1/3 + 1/3 + 1/3 = 1.
1/3 x 3 = 1.

It's simple.

>prove me wrong

Son you havent proven yourself RIGHT to necessitate being proven wrong.

No, what you're saying doesn't even make sense. 10 times .999... = 9.999...9990 so 10-9.999...9990=0.000...0010

Pretty sure this is b8 at this point.

The nines don't ever end like you show.

the mappings between decimal expansions and real numbers are wrong

There are infinite nines INBETWEEN the ends, you doofus. I would expect a lowly undergraduate to get this, but I guess there is just no helping some people.

>mfw people on reddit-lite are dumb enough to believe the sequence 1,0,0,0,0,... is the same as 0,9,9,9,9,...

Real numbers aren't nessisarily described by a single sequence of decimal digits.

>You can't have an element in an infinite ordered set without a successor
Do you mean predecessor?

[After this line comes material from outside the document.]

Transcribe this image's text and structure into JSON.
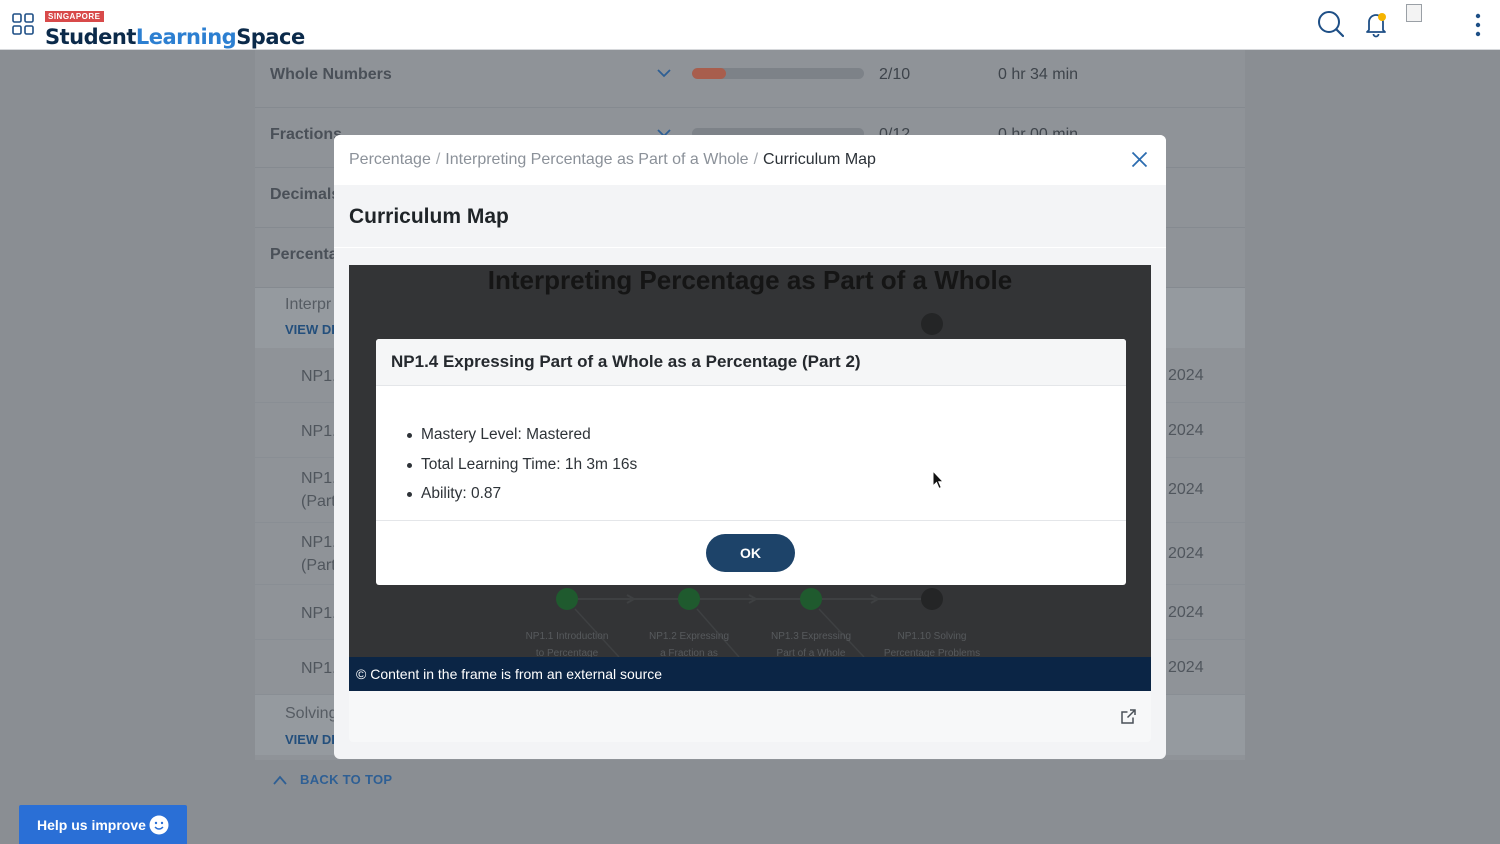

Are you denying the existence of sets with order type [math]\omega+1[/math]? Do you not believe [math]\{1-\frac{1}{2^n} : n \in \mathbb{N}\} \cup \{1\}[/math] is an infinite ordered set? Oh right, you don't know what ordinals are because you're just a popsci retard.

0.(1) = 1/9
0.(9) = 9 * 1/9 = 1

Easy cheesy, lemon squeeze.

1/3 + 1/3 + 1/3 = 1
0.333... + 0.333... + 0.333... = 1
0.999... = 1

Why is this so hard for brainlets to understand?

As far as I know, it depends on the chosen metric wheter [math] 0.999... = 1 [/math]. You look on [math] 0.999... [/math] as a cauchy-sequence and if it convergeces at all and what its limit is depends on the metric.

0.999...=/=1
there
waddya gonna do about it?

Scientific notation is off

Because decimal expansions and fractions arent the same thing.

1 - 0.(9) = 0.(0)

0.(0) =/= 0

Yes they are. I think I can begin to understand why you can't get your head round this, it's because you're a simpleton.

wrong

.999 ≈ 1
.999 =! 1
there you go friendo

>it's a brainlets don't understand limits nor convergence episode

No, 1=1 and that's it. If 1 can equal anything else than 1 or an equation that also equals 1, then mathematics is broken as a whole and should be reworked to not be retarded

1 =/= ~1

are you saying that an irrational number can equal a rational number?

k

prove 0.999... is irrational

.999 recurring isn't irrational you dunce.

X ≥ 0
X+Y > 0

Solve for Y:

Y = .000...1

Otherwise this simple question has no answer.

how about Y=5?

Oops, I wrote the equation wrong, sorry.

X < 0
X+Y ≤ 0

Solve for Y:

Y = .000...1

so with X=-5 my Y could still be 5...
As long as Y >= X < 0 it should work in general.
i nearly get what you are trying to say, but i can't put it in an equation.

>.000...1

This isn't a number. The ... means "repeat forever".

infinitesimals

in base 2 it is

if 0.(9) = 1, then 1 + 0.(9) = 2
but it clearly doesn't. it equals 1.(9)
where is my Field's medal?